Le podomètre de Pierre, nous indique 22 km.

          Durant notre dîner, la pluie se met à tomber, d’abord faible, plus de plus en plus forte et orageuse au court de la nuit. Nous entendons au loin les échos techno d’une fête, entrevue au moment d’entrer dans le village, ... certainement un mariage.

          Le matin, l’humidité règne partout, mais un ciel bleu lumineux sans nuage nous accueille.

          Après un déjeuner copieux, où le partage est de règle, et après une toilette de chat, nous coupons à travers la forêt plein sud. Ayant perdu notre chemin, nous passons à zigzaguer d’une vague chemin à un autre tout aussi fantomatique.

          A un moment, descendant rapidement un chemin bien tracé et encaissé, nous rencontrons un randonneur vêtu de la casquette au pantalon de vert de gris. Il nous indique que nous sommes tout proche de Louvois, notre lieu d’arrivée. Il est 11 h du matin et Pierre pense que notre randonnée est trop courte. Nous faisons demi-tour vers le nord.

          Au court de ce trajet nord sud, nous découvrons successivement une petite « cantine », baraque recouverte de plaques de plastique ondulées, contenant des bancs et des tables, puis une énorme mangeoire de maïs, par moment des tours de guets fait d’une longue échelle et d’un banc, apposés sur le tronc d’un arbre. Tout s’explique finalement : nous ne sommes plus dans la forêt domaniale mais dans une forêt privée bordée de panneaux rouges « Interdiction d’entrer ».

          Au sortir, nous débouchons sur une route assez passante. Pierre pense que nous sommes sur la nationale 51. Un cycliste nous renseigne : nous sommes sur la D9, sur la route de Louvois, à quelques km de ce village ! Nous retournons alors de nouveau dans la zone interdite.

          Après avoir louvoyé, suivi longuement les sillons d’un tracteur dans un champ de blé, nous débouchons au hameau de Neuville.

Nous pique-niquons à côté de baraquements et d’engins de chantier et au pieds d’une barrière mobile fermant un chemin forestier, comportant trois panneaux rouge.
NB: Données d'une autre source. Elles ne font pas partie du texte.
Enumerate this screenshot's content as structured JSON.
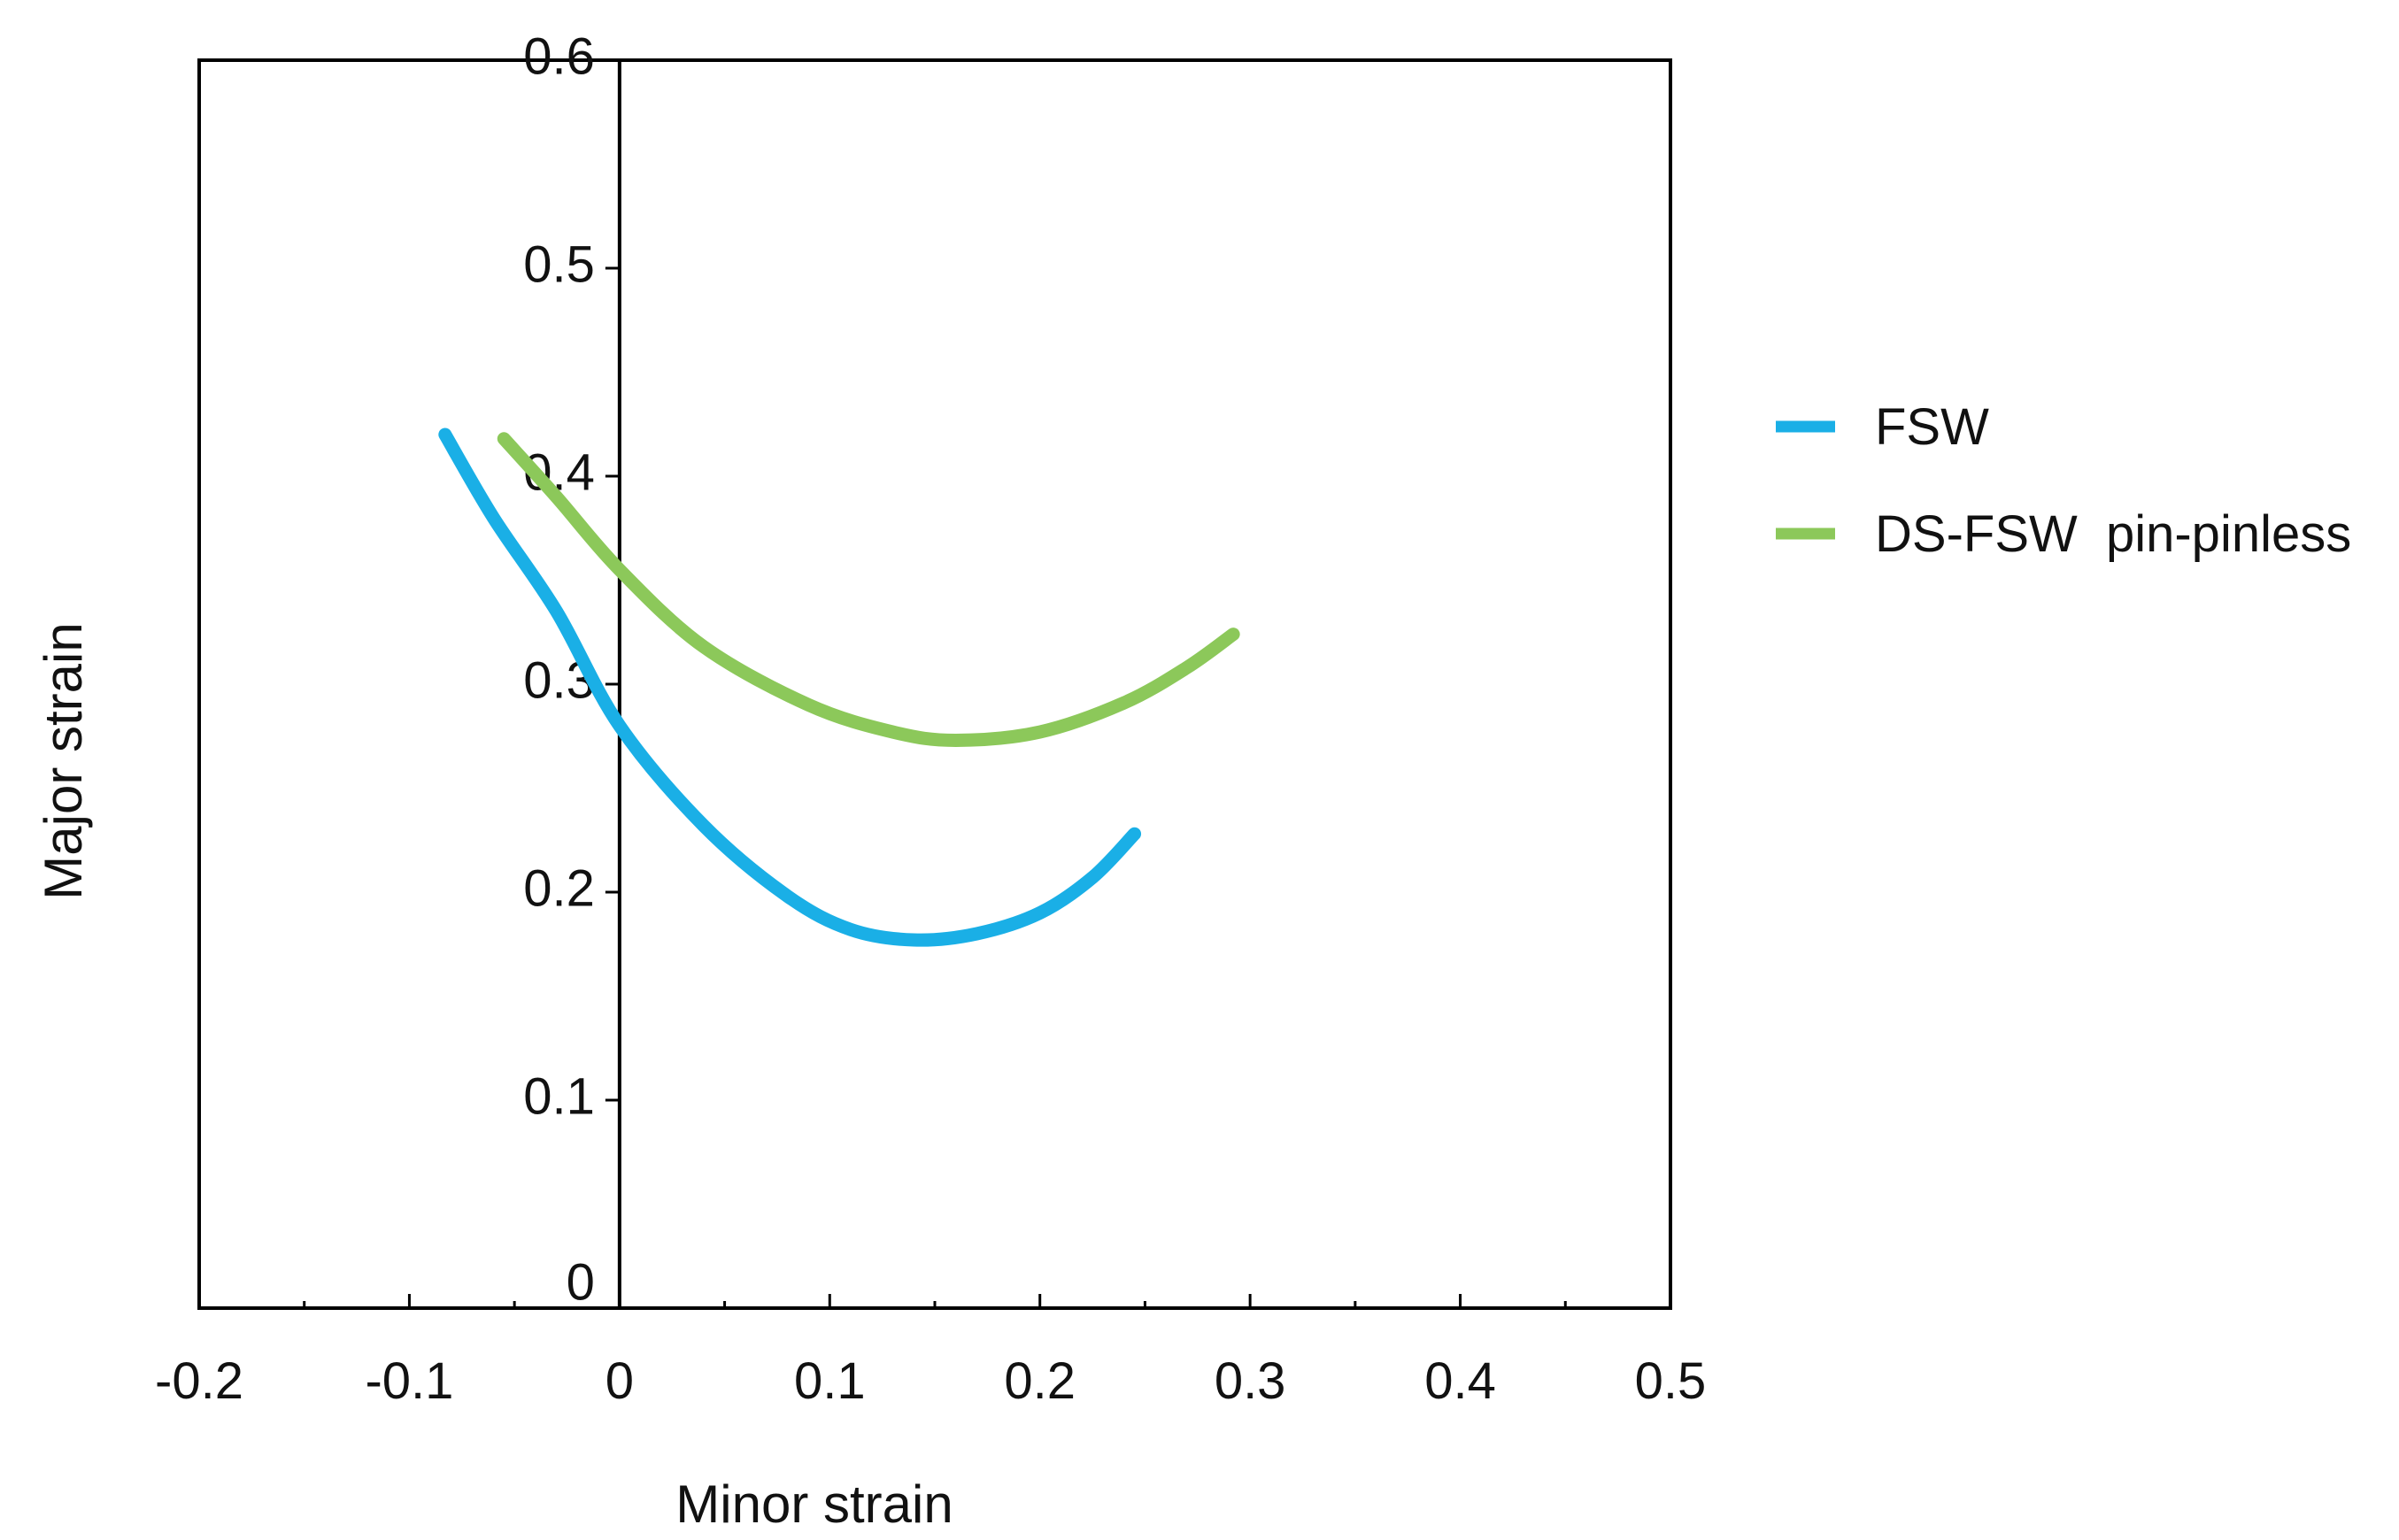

Un coureur à pied, descendant ce chemin, avisant nos sac à dos, nous dit qu’on peut le remonter mais qu’il est préférable ensuite de rapidement tourner à droite par le « chemin de l’arrosoir », pour revenir dans la forêt domaniale. Par distraction, nous loupons un sentier  herbeux mal entretenu : c’était le bon chemin. Nous continuons dans la zone interdite. Nous traversons une grande zone de coupe devenue immense clairière. A force de tourner à droite désespérément pour rejoindre la forêt domaniale, nous avons l’immense surprise de déboucher sur le même endroit, baraques et barrières, quittées 2 heures auparavant.

          Au niveau orientation, notre copie est à revoir ...!!!

          Il est déjà 15h, le train de Simone étant à 17h17, nous prenons le chemin le plus court de Neuville à Louvois, 2 km, avalés en 20 mn. A Louvois, le podomètre nous indique 20 Km.

          Sur la route d’Epernay, nous arrêtons à côté d’une magnifique église, ayant les dimensions imposantes d’une collégiale, malheureusement fermée.

          Simone nous offre le pot de départ, dans le « café des sport » où des spectateurs expriment vivement leurs émotions devant le petit écran lors de la retransmission du match du mondial France Paraguay. Déjà le signe du retour à la « civilisation ».

          Nous nous quittons à la gare avec beaucoup de regret presque les larmes aux yeux.

          Mais ce n’est que parti remise ... le prochaine randonnée d’une durée 3 jours, est prévue du vendredi 22 août au dimanche 24 août, dans le Luxembourg.